Como se observa, há uma enorme
diferença na interpretação das tendências criminas, conforme adotemos 2019 ou
2020 como ano base de comparação para as variações. A comparação com 2020 é
formalmente correta, mas provavelmente injusta. Creio que a melhor recomendação
prática seja calcular as variações das duas maneiras e incluir uma grande nota
de rodapé justificando e explicando a excepcionalidade do período da pandemia.
De todo modo, é importante fornecer o quadro completo para que os agentes possam
tirar suas próprias conclusões sobre a situação.
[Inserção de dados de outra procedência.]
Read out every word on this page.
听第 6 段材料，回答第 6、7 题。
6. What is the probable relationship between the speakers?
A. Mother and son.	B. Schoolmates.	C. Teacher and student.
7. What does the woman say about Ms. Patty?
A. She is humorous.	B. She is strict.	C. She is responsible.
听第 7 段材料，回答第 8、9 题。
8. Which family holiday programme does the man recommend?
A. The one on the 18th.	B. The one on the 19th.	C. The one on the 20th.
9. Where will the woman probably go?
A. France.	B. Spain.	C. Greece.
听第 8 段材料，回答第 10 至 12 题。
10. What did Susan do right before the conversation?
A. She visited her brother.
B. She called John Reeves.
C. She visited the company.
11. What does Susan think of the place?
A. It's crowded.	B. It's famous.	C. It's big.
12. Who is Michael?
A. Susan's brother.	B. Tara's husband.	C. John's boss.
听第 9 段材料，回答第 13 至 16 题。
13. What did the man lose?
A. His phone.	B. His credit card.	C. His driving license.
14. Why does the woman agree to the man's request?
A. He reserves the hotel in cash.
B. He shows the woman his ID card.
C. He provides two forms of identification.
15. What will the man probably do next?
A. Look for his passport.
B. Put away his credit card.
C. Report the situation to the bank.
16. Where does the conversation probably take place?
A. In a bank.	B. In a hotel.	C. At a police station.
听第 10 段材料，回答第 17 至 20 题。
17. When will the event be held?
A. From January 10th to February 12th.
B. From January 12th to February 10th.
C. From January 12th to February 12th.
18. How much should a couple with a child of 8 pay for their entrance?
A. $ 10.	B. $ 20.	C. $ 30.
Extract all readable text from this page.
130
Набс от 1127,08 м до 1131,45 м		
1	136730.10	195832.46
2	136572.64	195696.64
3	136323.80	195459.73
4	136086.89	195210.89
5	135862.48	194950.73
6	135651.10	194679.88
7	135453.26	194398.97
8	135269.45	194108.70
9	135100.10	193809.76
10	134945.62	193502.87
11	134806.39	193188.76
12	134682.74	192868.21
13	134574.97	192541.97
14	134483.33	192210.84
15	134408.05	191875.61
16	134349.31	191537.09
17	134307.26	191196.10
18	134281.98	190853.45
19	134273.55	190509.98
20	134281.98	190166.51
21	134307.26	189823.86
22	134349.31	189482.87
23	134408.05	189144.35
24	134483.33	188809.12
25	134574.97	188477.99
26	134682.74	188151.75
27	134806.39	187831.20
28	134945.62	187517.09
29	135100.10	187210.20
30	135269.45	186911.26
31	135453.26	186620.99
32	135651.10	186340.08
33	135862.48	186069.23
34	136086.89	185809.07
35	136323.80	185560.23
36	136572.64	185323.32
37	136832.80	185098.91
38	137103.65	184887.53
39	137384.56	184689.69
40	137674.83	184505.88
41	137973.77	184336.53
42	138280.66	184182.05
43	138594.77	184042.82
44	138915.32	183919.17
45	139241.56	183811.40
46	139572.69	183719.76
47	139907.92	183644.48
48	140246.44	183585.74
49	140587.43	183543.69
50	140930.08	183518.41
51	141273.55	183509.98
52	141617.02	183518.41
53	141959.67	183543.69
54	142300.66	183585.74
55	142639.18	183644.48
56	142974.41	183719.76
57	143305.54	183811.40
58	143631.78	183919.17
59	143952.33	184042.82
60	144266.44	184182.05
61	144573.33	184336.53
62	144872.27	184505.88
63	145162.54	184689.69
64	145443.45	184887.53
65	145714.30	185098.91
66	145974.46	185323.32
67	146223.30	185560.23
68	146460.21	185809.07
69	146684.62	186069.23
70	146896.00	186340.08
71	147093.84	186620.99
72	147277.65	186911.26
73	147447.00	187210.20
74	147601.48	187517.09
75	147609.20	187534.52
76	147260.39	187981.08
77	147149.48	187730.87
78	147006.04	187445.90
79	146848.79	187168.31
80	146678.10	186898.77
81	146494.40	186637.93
E isto não apenas com as
estatísticas de criminalidade, mas com as econômicas, sociais, sanitárias e
todas que tendem a flutuar no curto prazo e foram afetadas pelas mudanças na
rotina.
Omitir a epidemia pode induzir a
erro. Pelo menos nos meus modelos, 2020 e o período mais sério da epidemia
sempre serão considerados “outliers” ou pontos fora da curva que precisarão ser
modelados. Se isso não foi um “outlier”, não sei o que seria, talvez um cataclismo
nuclear. Caso contrário, nossas
predições (além do bolso) serão as grandes prejudicadas.